Had Sela been solely Romulan, she would have been dead a long  
time ago. But she was not, she was part Human. That part was  
programmed for survival at any cost. It would not except death  
easily, and so she had held on by a fragile thread. Humanity has  
evolved under the harshest of circumstances. Several asteroid  
impacts drove the Human species almost to extinction, indeed  
several lesser primate species had not survived at all. The final  
one happening around 9.500 BC meant the end of what is known as  
the Ice Age. Massive floods happened practically everywhere, as  
water levels rose one hundred and twenty meters. In other parts  
much needed water reservoirs dried up instantly, other parts of  
the world froze over just as quickly. Storms, the likes of which  
has never been seen since raged all over the world. Volcanic  
eruptions that made every eruption that came after look like small  
puffs in comparison, destroyed and created whole regions. In the  
midst of this hell hole the Human species evolved the ability to  
kill indiscriminately. They would happily roast a vanquished foe's  
baby on a nice crackling fire and eat it afterwards.  
  
It was this human part of Sela that responded first. The  
predator bred to survive at all costs, subdued by a mere few  
millennia of civilization, morals and ethics. It lashed out,  
wanting to join the carnage, to join in the killing and survive.  

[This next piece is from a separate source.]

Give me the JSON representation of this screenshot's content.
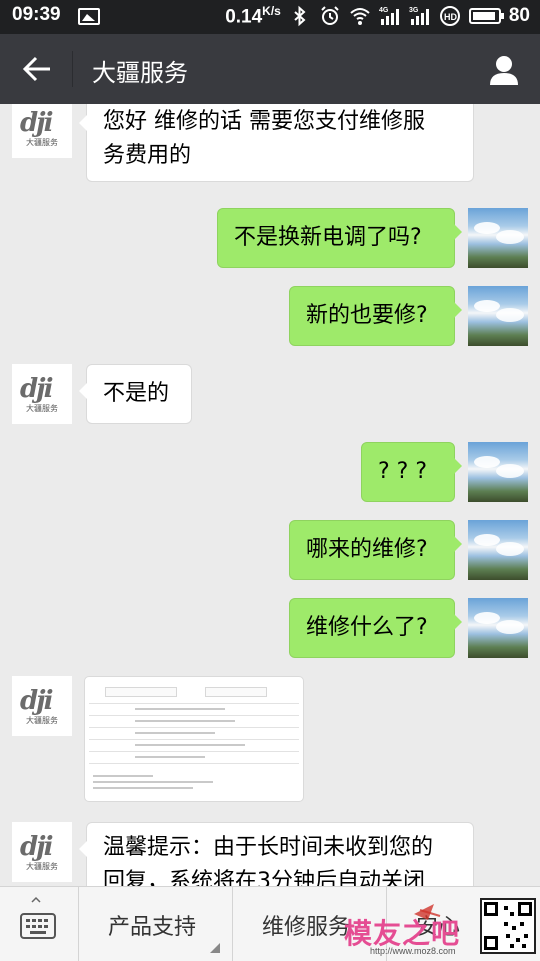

It ignited a furnace of nuclear proportions inside her mind. It  
was a fire that outshone any her Romulan heritage could produce. A  
flame that could only be rivaled by the Vulcans. For the tiniest  
of moments the predator raged. It was long enough to force the  
rest of Sela's mind back into the realm of the living. And where  
the predator relished in death, Sela's higher, more sensitive  
parts could do but one thing: scream in utter horror and terror.  
  
In her weakened condition Sela had no defense against Dana's  
probe. She struggled, but Dana pushed her back down easily.  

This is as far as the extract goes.